According to the FCA’s Financial Lives survey, more than half (54%) of unadvised consumers holding £10,000 or more in cash had never even considered investing.
“Many people with significant cash balances are missing out on opportunities to build wealth and resilience,” Castledine said. She pointed to a lack of confidence, inadequate support, and poor information as key barriers, and singled out risk disclosures as a major culprit.
“Risk warnings can be jargon-heavy, complex, and imbalanced,” she noted, adding that they often fail to put risk in proper context or explain the trade-off between potential rewards and downsides. This approach, she argued, particularly deters under-represented groups and those in vulnerable circumstances, citing research from The Investing and Saving Alliance (TISA).
“We have seen from TISA’s own research that risk warnings can sometimes deter the investing activity among traditionally under-represented groups – or those with additional characteristics of vulnerability – when not provided with appropriate context,” Castledine said.
Cutting down on jargon
The FCA has already taken steps to address the issue. In December 2025, it published new guidance clarifying that firms do not need to use prescribed phrases like “capital at risk” in every promotion for mainstream investments. Instead, the regulator encourages flexible, high-level rules that allow for clearer, more balanced explanations.
“We want firms to communicate clearly, avoid jargon, and provide balanced, transparent information about costs, benefits, and risks,” Castledine said. “Clear and balanced risk disclosures are not just a regulatory requirement; they are essential to building confidence, trust, and an inclusive investing environment.”
The push comes amid broader FCA efforts to expand access to investing, including the rollout of “targeted support” reforms – which let firms offer personalised suggestions to groups with common characteristics – set to take effect in April 2026. The authorisation gateway for firms to apply opened earlier this month.

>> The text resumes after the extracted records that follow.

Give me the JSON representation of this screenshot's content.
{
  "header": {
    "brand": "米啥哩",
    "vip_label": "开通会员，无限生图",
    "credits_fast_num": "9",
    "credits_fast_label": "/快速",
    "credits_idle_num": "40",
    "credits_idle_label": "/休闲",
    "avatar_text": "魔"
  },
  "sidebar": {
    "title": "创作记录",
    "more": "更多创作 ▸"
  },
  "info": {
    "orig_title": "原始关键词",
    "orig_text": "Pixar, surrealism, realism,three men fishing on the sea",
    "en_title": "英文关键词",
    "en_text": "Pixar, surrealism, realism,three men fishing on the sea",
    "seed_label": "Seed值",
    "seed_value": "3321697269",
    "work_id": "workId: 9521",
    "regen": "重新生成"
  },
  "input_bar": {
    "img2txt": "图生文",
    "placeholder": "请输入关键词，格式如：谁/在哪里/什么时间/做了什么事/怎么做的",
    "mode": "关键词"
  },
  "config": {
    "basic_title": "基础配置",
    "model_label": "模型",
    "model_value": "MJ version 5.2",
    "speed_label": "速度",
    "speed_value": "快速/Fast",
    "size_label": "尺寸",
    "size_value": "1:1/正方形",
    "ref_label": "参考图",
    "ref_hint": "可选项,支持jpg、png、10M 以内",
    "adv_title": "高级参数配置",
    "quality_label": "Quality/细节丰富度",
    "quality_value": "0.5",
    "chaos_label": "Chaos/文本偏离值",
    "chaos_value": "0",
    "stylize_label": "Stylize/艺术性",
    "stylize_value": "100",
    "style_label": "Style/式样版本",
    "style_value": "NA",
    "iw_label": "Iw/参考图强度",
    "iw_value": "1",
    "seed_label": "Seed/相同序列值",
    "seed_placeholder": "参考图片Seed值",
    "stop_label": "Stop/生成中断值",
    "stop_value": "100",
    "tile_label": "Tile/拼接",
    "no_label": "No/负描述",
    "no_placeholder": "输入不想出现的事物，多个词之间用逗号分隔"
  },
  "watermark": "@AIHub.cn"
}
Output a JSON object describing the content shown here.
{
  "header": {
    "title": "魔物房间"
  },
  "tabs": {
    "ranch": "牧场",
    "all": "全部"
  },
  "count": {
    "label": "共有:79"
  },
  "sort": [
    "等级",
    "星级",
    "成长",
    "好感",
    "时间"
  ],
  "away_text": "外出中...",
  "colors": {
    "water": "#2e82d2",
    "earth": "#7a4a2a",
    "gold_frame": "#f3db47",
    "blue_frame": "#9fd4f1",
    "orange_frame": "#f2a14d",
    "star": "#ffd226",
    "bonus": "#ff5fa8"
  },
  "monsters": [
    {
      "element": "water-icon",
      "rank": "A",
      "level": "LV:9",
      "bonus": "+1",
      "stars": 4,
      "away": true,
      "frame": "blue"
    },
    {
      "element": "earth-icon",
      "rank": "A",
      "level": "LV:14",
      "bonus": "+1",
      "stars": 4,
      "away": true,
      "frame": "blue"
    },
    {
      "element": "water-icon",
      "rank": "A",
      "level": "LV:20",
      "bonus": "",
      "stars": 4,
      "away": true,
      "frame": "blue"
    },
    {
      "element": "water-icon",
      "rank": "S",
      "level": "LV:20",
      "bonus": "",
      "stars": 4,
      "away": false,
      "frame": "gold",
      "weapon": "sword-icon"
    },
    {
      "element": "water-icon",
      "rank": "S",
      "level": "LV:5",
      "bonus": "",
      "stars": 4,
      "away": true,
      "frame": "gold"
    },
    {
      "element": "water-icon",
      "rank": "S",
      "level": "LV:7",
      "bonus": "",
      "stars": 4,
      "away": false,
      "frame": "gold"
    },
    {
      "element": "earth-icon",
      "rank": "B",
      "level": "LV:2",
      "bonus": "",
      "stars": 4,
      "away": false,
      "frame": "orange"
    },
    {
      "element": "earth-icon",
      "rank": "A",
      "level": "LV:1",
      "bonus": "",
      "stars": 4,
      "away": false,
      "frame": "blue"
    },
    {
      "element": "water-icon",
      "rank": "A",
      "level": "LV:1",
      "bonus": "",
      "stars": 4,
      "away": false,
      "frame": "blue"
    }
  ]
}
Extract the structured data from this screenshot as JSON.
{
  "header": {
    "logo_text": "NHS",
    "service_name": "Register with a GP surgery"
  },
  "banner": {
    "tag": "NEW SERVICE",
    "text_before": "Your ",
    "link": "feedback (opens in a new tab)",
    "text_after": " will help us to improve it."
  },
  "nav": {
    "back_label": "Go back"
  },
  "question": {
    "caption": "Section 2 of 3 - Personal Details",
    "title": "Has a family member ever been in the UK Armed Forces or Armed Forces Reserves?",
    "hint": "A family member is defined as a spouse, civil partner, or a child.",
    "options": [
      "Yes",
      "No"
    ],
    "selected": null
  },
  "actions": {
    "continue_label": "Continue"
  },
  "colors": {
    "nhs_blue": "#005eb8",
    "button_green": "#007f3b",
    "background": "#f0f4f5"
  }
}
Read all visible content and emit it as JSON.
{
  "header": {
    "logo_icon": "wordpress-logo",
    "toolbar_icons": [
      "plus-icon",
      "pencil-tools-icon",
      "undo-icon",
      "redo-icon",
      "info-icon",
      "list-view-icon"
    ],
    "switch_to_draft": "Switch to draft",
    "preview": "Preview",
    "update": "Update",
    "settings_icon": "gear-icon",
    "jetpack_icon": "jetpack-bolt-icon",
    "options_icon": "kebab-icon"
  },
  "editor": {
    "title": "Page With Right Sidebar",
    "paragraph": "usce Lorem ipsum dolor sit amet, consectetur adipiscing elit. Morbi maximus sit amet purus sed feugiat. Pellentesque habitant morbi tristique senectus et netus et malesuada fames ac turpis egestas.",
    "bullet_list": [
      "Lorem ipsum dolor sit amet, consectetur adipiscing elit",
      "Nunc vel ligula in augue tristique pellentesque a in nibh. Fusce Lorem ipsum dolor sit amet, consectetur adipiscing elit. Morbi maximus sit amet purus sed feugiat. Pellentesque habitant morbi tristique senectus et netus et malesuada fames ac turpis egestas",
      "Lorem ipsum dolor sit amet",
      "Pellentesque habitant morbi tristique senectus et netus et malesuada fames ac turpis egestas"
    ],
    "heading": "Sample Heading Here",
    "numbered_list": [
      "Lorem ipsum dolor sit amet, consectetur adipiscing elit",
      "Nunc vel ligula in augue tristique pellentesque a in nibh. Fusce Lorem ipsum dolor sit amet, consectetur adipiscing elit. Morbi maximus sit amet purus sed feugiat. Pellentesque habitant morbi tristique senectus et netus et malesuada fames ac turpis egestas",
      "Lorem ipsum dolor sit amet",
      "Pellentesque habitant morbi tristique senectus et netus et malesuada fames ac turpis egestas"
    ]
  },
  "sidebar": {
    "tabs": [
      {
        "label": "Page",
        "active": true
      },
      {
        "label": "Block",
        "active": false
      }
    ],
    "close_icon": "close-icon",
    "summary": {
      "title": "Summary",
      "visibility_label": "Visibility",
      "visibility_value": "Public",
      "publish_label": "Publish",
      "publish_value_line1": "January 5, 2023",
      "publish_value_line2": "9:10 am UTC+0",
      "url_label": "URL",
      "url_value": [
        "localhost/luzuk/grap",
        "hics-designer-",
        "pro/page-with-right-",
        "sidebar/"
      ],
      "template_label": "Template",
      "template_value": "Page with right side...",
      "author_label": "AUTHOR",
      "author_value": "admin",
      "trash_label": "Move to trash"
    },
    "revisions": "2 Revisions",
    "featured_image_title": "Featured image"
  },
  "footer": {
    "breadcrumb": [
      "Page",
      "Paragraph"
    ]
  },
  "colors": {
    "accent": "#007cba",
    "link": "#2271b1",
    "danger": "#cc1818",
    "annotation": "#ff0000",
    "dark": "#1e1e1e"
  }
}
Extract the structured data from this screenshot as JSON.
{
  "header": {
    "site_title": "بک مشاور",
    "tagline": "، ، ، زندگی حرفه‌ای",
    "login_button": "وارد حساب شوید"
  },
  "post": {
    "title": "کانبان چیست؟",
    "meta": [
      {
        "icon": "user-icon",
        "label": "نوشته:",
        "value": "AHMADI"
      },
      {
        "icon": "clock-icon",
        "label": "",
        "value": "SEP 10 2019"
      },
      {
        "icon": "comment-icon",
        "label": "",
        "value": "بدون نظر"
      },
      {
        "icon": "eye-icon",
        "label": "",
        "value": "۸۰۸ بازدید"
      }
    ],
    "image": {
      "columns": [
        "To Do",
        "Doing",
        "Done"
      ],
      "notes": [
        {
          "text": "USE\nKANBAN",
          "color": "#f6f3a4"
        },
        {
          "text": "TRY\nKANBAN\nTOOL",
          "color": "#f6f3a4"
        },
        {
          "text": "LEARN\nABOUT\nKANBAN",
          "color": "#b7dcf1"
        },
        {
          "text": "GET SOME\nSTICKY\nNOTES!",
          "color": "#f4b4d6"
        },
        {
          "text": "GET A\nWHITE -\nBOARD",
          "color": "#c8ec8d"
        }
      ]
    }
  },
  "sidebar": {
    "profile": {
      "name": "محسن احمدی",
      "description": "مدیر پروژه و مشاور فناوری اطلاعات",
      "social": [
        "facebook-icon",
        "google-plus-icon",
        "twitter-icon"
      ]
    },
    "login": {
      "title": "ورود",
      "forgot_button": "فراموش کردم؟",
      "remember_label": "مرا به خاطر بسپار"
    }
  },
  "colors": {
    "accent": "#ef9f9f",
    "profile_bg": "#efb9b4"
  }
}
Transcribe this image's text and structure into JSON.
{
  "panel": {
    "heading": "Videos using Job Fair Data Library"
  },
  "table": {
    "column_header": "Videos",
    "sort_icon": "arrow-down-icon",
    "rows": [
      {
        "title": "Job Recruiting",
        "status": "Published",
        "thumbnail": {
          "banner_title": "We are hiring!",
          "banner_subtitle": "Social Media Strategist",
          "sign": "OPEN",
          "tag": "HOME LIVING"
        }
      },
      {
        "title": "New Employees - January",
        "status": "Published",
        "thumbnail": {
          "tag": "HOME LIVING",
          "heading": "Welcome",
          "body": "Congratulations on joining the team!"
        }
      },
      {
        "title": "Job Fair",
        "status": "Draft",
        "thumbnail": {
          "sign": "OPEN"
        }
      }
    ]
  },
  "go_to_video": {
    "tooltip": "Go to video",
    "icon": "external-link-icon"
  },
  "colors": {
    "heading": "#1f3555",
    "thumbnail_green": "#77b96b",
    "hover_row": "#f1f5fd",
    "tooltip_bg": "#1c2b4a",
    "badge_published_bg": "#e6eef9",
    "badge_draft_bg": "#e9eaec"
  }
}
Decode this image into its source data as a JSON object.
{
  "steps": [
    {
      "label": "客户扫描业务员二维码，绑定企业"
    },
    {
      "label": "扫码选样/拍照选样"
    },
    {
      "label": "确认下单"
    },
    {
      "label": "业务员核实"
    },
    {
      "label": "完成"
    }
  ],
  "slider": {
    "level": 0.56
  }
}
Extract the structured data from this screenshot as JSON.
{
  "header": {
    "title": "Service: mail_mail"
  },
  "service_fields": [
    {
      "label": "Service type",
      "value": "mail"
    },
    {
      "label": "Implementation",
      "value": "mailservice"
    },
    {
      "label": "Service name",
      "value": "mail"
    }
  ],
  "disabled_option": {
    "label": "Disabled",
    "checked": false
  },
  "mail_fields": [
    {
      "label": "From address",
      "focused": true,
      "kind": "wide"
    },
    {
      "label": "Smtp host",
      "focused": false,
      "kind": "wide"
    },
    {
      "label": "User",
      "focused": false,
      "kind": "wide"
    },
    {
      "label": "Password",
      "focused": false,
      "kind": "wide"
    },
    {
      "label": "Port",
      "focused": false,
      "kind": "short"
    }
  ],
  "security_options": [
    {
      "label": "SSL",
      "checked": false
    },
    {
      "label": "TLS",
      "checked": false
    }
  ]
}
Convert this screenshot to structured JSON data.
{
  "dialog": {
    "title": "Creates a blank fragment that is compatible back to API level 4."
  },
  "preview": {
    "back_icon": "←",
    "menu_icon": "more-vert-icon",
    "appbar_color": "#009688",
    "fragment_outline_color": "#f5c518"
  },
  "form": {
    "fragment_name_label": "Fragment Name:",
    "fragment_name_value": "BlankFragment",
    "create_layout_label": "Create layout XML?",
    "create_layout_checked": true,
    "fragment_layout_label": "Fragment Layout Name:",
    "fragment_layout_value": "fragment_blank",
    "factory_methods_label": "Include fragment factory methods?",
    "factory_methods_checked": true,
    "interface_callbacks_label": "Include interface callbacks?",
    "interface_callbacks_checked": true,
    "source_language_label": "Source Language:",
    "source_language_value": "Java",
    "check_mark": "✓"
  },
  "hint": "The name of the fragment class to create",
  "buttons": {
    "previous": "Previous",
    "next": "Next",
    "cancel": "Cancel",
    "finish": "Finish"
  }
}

Castledine also stressed the need for industry collaboration, including through groups like the Investment Risk Delivery Group, to develop more engaging and accessible ways to explain risks and rewards.
The comments reflect growing concern that the UK’s famously cautious savings culture, with trillions parked in low-interest cash accounts, is holding back long-term financial resilience, especially as inflation and cost-of-living pressures persist.